O przepraszam szanowny WUG. Tym razem pośpieszyłem się z moją opinią, przeczytałem uważniej komunikat o szkoleniu! Brawo WUG zrobiliście pierwszy krok na drodze wykreowania bezpieczniejszych „zabójczych” maszyn! Chciałbym jednak zwrócić wam uwagę, że szkolenia w sferze „zarządzania ryzykiem” przy eksploatacji to podejście od tyłu, pomimo tego , że jeszcze raz podkręślam, generalnie ruch jest w dobrą stronę. W analizach wypadkowości należy bowiem znaleźć zawsze „root cause” (ładnie brzmi!) a tu niezmiennie na pierwszym miejscu będzie sama MASZYNA - czyli „przykazania” dla konstruktora maszyny są najważniejsze. To od producenta zależy aby po wykonaniu OCENY RYZYKA tak ją zabezpieczyć aby potencjalne zagrożenia wyeliminować maksymalnie a dopiero gdy technicznie jest to niemożliwe o ryzyku szczątkowym poinformować użytkownika. W następnym kroku użytkownik na podstawie DTR producenta i swoich parametrów procesu produkucyjnego wykonouje własną ocenę ryzyka na stanowisku pracy czyli wprowadza zarządzenie ryzykiem. Logiczne prawda? Gdy najważniejsze ogniwo w procesie czyli brak prawidłowej oceny ryzyka z jego eliminacją na poziomie producenta nie istnieje , trudno o sensowne zarządzanie ryzykiem na szczeblu użytkownika.

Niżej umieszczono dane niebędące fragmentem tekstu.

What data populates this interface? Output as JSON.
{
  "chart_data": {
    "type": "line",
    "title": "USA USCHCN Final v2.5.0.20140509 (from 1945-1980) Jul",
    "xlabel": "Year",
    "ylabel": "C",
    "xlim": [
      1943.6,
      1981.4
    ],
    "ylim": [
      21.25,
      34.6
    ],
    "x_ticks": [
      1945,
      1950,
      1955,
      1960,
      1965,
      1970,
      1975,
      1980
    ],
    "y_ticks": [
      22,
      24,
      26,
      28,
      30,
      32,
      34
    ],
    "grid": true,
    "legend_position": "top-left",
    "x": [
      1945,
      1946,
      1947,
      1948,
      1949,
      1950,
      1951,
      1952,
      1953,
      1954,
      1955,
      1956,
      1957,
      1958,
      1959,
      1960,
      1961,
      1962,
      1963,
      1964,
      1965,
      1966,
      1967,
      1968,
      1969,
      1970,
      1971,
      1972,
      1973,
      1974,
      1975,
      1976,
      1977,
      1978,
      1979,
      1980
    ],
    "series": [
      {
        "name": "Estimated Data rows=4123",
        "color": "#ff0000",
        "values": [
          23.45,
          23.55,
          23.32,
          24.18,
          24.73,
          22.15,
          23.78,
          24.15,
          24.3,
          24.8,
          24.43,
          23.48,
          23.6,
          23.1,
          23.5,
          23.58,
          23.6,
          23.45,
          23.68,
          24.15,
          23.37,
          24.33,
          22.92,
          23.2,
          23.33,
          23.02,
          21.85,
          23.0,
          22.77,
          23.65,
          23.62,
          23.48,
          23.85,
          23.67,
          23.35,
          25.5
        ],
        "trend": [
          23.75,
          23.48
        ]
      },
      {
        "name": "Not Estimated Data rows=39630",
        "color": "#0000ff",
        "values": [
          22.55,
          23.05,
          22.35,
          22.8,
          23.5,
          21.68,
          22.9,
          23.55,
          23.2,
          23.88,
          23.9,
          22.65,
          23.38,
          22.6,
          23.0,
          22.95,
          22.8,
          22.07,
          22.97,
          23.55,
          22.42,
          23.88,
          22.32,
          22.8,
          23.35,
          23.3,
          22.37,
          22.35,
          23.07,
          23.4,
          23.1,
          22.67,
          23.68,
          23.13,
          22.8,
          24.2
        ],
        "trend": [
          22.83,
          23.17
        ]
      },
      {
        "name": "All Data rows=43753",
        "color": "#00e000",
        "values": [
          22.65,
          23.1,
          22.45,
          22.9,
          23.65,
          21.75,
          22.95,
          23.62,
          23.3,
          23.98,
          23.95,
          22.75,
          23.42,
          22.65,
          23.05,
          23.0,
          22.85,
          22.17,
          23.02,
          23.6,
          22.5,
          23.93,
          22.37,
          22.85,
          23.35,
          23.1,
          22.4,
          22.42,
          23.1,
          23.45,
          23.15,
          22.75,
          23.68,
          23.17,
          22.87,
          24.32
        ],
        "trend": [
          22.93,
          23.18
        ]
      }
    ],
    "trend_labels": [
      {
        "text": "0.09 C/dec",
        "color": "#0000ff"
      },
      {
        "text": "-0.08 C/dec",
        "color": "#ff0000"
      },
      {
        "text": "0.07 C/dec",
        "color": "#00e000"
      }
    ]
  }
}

Na bezrybiu i rak rybą! Gdy nie ma bezpiecznych maszyn potrzeba się posiłkować metodami zastępczymi, w tym przeszkoleniem w zakresie bezpiecznej obsługi „zabójczych” maszyn. Panowie z WUG, kiedy do was dotrze, że jest konieczne inne podejście do prewencji wypadkowej! Maszyny górnicze są nieprzystosowane do warunków pracy pod ziemią , nie ma dla nich przeprowadzonej rzetelnej OCENY RYZYKA a tego WYMAGA unijna Dyrektywa Maszynowa. Goście z CIOiBP mogliby Wam powiedzieć, gdybyście chcieli się dowiedzieć, jak należy taką ocenę wykonać. Z tego co widać po waszych ruchach to WUG jak najbardziej nadaję się na przeszkolenie na podstawy unijnych dyrektyw i norm z nimi zharmonizowanych! Jakość nadzoru nad producentami i użytkownikami zależy od poziomu wiedzy o prawie unijnym wśród was. Dotychczas jeśli nawet producenci maszyn i użytkownicy coś w tym stylu „tworzą” to jest to śmiechu warte, jeśli sobie z tego nie zdajecie sprawy to czas najwyższy aby to wiedzę posiąść! Czego Wam szczerze życzę!